Roberto Mancini logrou à segunda tentativa o troféu mas não sem sofrer mais do que um plantel de 700 milhões justificaria. O jogo espesso do City em largas partes da temporada parece um dos lados da moeda. No outro as goleadas consecutivas, resultado normal de um ataque por onde passaram Tevez, Balotelli, Dzeko, Silva e Aguero, peças nucleares na reconquista de um titulo ganho no pulso final a um Manchester United low cost, fraco como nunca outro projecto de Alex Ferguson, mas que teve o mérito de manter-se até ao final na luta pelo titulo.
O United começou bem e perdeu gasolina à velocidade com que perdia jogadores. O débil meio-campo levou a Ferguson a resgatar a Scholes e a alinhar, nos jogos importantes ao histórico centrocampista com Ryan Giggs, o miolo mais veterano da história da Premier. Nos dois duelos directos contra o rival de Manchester duas derrotas categóricas deixaram claro que, no mano a mano, era impossível aos Red Devils manterem o pulso. Mas os tropeções de um Mancini sempre temeroso nas grandes noites mantiveram o duelo aceso e os dois golos inesperados do QPR deram a sensação de que havia algo mais forte do que a lógica por detrás de Ferguson, como naquela noite de Barcelona em 1999. Mas sucedeu o contrário, o futebol decidiu transformar os jogadores do United em reencarnações contemporâneas de Kahn, Effenberg, Mathaus, Kuffour e companhia e confirmar Aguero como figura de proa no seu primeiro ano de futebol inglês.
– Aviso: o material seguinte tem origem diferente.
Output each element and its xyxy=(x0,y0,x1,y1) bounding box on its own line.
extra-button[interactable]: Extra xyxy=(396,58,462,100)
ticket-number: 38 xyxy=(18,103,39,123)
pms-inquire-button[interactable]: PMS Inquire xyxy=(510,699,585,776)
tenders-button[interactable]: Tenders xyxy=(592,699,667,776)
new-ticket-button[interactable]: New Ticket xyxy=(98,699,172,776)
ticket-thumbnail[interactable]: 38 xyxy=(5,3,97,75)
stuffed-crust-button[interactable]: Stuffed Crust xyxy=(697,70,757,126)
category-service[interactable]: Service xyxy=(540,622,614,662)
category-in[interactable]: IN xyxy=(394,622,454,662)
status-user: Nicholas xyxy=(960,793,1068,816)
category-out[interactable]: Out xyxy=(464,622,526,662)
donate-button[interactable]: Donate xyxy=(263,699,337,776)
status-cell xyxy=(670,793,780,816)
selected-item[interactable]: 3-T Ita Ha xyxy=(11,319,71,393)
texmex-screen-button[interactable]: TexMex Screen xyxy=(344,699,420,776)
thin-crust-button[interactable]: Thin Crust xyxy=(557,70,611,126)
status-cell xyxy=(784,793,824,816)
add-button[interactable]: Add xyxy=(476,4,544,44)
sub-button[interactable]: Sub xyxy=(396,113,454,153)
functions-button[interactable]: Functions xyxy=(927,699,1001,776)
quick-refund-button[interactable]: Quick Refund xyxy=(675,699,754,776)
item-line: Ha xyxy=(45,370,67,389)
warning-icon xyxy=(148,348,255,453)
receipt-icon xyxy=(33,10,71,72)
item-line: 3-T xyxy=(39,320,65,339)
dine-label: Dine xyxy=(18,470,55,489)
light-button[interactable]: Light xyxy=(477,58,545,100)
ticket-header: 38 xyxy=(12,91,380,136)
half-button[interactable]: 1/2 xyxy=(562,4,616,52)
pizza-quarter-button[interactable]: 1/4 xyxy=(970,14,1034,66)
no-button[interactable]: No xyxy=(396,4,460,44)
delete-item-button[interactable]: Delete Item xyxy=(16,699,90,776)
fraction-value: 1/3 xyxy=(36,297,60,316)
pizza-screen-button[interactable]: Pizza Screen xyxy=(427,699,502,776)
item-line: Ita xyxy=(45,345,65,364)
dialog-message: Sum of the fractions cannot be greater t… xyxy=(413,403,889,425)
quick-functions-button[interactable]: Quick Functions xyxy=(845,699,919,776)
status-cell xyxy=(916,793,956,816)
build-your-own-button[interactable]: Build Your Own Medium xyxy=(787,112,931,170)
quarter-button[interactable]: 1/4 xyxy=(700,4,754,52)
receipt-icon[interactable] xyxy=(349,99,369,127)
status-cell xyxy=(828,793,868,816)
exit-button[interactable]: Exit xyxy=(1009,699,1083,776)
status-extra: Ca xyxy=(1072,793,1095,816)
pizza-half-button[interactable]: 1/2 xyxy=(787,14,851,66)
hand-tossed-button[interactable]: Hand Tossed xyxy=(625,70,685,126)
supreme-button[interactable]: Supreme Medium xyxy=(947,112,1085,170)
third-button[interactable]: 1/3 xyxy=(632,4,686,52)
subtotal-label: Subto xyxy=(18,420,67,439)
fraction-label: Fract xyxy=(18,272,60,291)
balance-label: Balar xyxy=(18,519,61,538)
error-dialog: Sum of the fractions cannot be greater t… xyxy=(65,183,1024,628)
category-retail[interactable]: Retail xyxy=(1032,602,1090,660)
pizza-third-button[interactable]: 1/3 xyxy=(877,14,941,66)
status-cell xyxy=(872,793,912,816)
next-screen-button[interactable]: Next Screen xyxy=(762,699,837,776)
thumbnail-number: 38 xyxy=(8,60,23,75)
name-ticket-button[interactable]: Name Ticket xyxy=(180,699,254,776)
A gesta do QPR quase que serviu para confirmar a salvação do clube londrino mas no último minuto já nem era necessário.
O Bolton, que sofreu na pele a escalofriante situação vivida por Fabrice Muamba, seguiu a Wolverampton e Blackburn Rovers na despromoção ao Championship. Mas o sofrimento sentiu-o, mais do que nunca, um Aston Villa que dista muito do projecto criado por Martin O´Neill e que ameaça tornar-se em mais um histórico problemático como foram Leeds, Newcastle e Nottingham Forrest.
A Premier que tem perdido alguns dos seus melhores jogadores e algo de qualidade de jogo manteve-se emocionante em resultados e na dinâmica da tabela classificativa. O Newcastle foi uma verdadeira lufada de ar fresco e o Tottenham de Redknapp durante alguns meses pareceu dar a sensação de poder ambicionar a algo mais mas a saída de Capello do banco inglês mudou a mente do técnico e levou a um profundo descontrolo do plantel que acabou num tremido quarto posto por detrás de um Arsenal que, um ano mais, luta de igual para igual com equipas com orçamentos infinitamente superiores, mérito indiscutível de Arsene Wenger.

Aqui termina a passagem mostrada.